Tant de pentes diverses inclinent à cet égout!…
C’est rarement la passion de la débauche pour la débauche, mais le délaissement, mais le mauvais exemple, mais l’éducation perverse, mais surtout la faim, qui conduisent tant de malheureuses à l’infamie; car les classes pauvres payent seules à la civilisation cet impôt de l’âme et du corps.
Lorsque les détenues se précipitèrent en courant et en criant dans le préau, il était facile de voir que la seule joie de sortir de leurs ateliers ne les rendait pas si bruyantes. Après avoir fait irruption par l’unique porte qui conduisait à la cour, cette foule s’écarta et fit cercle autour d’un être informe, qu’on accablait de huées.
C’était une petite femme de trente-six à quarante ans, courte, ramassée, contrefaite, ayant le cou enfoncé entre des épaules inégales. On lui avait arraché sa cornette; et ses cheveux, d’un blond ou plutôt d’un jaune blafard, hérissés, emmêlés, nuancés de gris, retombaient sur son front bas et stupide. Elle était vêtue d’un sarrau bleu comme les autres prisonnières et portait sous son bras droit un petit paquet enveloppé d’un mauvais mouchoir à carreaux, troué. Elle tâchait, avec son coude gauche, de parer les coups qu’on lui portait.
Rien de plus tristement grotesque que les traits de cette malheureuse: c’était une ridicule et hideuse figure, allongée en museau, ridée, tannée, sordide, d’une couleur terreuse, percée de deux narines et de deux petits yeux rouges bridés et éraillés; tour à tour colère ou suppliante, elle grondait, elle implorait, mais on riait encore plus de ses plaintes que de ses menaces.
Cette femme était le jouet des détenues.
Une chose aurait dû pourtant la garantir de ces mauvais traitements… elle était grosse.
Mais sa laideur, son imbécillité et l’habitude qu’on avait de la regarder comme une victime vouée à l’amusement général, rendaient ses persécutrices implacables malgré leur respect ordinaire pour la maternité.
Parmi les ennemies les plus acharnées de Mont-Saint-Jean (c’était le nom du souffre-douleur), on remarquait la Louve.
La Louve était une grande fille de vingt ans, leste, virilement découplée, et d’une figure assez régulière; ses rudes cheveux noirs se nuançaient de reflets roux; l’ardeur du sang couperosait son teint; un duvet brun ombrageait ses lèvres charnues; ses sourcils châtains, épais et drus, se rejoignaient entre eux, au-dessus de ses grands yeux fauves; quelque chose de violent, de farouche, de bestial, dans l’expression de la physionomie de cette femme; une sorte de rictus habituel, qui, retroussant surtout sa lèvre supérieure lors de ses accès de colère, laissait voir ses dents blanches et écartées, expliquait son surnom de la Louve.
Néanmoins, on lisait sur ce visage plus d’audace et d’insolence que de cruauté; en un mot, on comprenait que, plutôt viciée que foncièrement mauvaise, cette femme fût encore susceptible de quelques bons mouvements, ainsi que l’inspectrice venait de le raconter à Mme d’Harville.
– Mon Dieu!

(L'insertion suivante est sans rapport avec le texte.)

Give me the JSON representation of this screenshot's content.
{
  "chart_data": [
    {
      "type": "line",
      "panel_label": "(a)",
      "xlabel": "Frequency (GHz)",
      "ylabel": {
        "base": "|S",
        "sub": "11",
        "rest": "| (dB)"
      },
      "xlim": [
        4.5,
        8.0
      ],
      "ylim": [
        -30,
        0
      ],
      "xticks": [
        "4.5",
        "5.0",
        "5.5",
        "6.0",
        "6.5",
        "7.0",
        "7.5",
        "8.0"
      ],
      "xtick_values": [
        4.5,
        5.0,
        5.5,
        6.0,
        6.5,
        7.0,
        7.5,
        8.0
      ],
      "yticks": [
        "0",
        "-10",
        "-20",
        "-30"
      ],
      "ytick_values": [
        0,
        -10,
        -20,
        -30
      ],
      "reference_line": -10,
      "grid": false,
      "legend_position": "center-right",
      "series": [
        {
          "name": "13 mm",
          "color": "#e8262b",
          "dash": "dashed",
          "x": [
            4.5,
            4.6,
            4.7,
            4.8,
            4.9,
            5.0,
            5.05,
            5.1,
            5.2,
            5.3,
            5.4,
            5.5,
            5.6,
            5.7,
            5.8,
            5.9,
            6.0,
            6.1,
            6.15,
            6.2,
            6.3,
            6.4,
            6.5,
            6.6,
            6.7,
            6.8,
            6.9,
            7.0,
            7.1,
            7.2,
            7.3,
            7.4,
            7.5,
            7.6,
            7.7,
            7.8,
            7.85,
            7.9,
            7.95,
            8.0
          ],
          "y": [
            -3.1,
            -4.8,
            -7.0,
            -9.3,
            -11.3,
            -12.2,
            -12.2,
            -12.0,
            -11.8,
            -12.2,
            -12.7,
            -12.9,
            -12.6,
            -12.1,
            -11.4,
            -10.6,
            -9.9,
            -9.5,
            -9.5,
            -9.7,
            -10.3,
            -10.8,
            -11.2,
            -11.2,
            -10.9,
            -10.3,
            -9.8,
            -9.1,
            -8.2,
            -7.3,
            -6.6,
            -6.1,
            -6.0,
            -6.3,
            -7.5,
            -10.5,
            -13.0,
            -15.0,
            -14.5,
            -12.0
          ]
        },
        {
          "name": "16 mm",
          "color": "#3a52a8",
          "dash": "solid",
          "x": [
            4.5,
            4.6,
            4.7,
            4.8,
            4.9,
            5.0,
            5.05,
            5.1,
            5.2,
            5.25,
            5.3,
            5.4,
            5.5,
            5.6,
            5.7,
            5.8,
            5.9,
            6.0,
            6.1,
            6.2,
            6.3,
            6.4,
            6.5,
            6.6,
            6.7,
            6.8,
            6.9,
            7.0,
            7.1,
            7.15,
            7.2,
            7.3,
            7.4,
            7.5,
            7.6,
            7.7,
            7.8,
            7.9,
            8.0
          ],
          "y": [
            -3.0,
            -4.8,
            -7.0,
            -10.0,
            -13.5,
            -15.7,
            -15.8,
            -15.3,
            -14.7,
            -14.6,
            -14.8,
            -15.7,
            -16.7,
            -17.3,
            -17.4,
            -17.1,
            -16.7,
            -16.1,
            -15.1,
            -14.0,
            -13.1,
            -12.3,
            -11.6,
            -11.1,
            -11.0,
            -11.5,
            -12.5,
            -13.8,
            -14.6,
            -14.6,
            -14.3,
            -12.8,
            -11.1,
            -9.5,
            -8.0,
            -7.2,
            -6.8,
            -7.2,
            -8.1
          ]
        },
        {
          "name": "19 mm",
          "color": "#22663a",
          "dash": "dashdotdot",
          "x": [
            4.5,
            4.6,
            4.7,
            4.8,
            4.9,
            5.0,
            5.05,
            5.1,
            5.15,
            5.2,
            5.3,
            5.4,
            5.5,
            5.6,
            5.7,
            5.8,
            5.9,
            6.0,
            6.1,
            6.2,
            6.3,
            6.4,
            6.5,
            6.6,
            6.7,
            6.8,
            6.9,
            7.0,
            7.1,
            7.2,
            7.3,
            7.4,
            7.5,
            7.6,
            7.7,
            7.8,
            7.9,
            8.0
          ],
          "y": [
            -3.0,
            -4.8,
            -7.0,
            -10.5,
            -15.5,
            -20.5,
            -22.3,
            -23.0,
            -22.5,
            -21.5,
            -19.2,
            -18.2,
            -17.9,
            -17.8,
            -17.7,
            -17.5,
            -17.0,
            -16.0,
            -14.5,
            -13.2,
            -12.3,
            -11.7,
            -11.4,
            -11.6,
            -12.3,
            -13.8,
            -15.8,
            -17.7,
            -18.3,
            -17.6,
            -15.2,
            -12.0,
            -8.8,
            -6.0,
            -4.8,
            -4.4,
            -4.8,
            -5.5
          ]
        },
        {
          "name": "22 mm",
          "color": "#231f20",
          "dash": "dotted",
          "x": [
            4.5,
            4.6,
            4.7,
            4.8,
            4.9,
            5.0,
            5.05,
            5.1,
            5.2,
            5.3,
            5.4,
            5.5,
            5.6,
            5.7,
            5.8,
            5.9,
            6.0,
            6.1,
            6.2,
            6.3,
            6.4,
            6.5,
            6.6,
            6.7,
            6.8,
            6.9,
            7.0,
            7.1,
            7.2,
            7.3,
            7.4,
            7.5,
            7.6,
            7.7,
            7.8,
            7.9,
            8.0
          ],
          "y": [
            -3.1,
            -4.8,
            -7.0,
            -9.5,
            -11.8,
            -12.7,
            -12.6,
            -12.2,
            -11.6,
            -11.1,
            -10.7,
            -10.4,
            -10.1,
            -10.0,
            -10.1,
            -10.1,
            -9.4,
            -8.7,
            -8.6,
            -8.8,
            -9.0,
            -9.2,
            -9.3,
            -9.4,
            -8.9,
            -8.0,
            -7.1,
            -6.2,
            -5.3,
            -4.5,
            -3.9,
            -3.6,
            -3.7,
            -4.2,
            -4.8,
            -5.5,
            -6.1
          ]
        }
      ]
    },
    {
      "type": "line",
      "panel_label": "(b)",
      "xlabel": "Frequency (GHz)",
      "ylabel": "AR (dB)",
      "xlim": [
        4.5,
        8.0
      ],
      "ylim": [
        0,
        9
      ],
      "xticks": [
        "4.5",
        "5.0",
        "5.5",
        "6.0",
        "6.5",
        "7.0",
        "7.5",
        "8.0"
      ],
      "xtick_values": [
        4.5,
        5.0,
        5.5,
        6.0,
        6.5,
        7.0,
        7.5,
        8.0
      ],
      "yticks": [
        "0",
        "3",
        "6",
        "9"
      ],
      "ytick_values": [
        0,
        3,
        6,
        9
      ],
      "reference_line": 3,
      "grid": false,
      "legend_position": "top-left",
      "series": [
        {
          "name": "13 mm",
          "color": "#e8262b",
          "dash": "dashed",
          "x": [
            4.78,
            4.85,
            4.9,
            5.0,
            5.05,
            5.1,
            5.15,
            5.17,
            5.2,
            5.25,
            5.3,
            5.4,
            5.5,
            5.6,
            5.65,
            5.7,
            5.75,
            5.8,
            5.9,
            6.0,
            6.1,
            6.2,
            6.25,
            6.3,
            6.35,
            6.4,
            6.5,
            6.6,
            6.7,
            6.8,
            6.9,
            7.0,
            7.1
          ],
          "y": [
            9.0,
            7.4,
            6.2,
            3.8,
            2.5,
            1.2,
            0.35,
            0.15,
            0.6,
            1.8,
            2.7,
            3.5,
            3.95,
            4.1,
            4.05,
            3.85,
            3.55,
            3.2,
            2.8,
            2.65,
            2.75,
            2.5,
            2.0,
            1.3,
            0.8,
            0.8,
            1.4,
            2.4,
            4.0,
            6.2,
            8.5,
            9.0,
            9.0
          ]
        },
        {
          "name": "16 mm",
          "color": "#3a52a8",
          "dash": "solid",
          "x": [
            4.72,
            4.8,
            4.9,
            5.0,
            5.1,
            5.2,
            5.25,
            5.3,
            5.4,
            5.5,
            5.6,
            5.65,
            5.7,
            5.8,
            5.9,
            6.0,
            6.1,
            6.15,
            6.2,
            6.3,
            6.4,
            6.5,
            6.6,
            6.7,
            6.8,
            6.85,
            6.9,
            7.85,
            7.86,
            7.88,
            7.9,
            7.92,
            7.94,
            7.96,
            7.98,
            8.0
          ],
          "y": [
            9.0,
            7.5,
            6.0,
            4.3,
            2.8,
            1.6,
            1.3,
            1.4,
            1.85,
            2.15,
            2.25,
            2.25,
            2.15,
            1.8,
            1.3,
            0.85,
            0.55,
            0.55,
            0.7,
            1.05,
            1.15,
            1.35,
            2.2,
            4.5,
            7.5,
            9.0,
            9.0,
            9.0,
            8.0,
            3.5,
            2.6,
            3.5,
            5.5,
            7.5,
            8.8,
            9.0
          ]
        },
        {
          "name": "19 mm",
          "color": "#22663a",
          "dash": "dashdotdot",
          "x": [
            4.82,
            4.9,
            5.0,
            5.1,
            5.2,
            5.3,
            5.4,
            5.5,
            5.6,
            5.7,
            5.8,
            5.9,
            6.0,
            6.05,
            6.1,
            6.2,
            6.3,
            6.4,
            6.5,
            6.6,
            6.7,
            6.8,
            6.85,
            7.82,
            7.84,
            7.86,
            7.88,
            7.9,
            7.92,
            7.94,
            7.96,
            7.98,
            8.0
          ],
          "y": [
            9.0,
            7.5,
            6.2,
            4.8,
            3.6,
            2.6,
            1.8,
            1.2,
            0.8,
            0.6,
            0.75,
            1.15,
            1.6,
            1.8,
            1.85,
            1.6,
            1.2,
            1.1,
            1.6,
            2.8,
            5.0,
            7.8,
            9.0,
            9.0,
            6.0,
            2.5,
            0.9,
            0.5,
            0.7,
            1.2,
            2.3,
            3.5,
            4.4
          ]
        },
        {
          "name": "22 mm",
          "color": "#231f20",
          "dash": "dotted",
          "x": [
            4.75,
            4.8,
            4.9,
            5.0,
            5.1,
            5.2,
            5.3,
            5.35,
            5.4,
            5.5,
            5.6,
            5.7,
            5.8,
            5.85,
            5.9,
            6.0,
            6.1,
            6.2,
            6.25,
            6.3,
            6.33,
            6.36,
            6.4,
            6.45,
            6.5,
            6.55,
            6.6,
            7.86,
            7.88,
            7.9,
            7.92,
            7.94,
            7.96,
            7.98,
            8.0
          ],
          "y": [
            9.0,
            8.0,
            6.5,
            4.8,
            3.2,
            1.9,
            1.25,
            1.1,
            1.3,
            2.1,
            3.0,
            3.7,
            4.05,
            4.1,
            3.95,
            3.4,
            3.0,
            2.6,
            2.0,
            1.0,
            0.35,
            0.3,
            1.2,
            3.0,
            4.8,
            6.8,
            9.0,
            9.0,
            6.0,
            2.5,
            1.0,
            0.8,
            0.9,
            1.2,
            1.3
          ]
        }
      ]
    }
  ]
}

Mon Dieu! qu’est-ce que je vous ai donc fait? criait Mont-Saint-Jean en se débattant au milieu de ses compagnes. Pourquoi vous acharnez-vous après moi?…
– Parce que ça nous amuse.
– Parce que tu n’es bonne qu’à être tourmentée…
– C’est ton état.
– Regarde-toi… tu verras, que tu n’as pas le droit de te plaindre…
– Mais vous savez bien que je ne me plains qu’à la fin… je souffre tant que je peux.
– Eh bien! nous te laisserons tranquille si tu nous dis pourquoi tu t’appelles Mont-Saint-Jean.
– Oui, oui, raconte-nous ça.
– Eh! Je vous l’ai dit cent fois, c’est un ancien soldat que j’ai aimé dans les temps, et qu’on appelait ainsi parce qu’il avait été blessé à la bataille de Mont-Saint-Jean… J’ai gardé son nom, là… Maintenant êtes-vous contentes? Quand vous me ferez répéter toujours la même chose?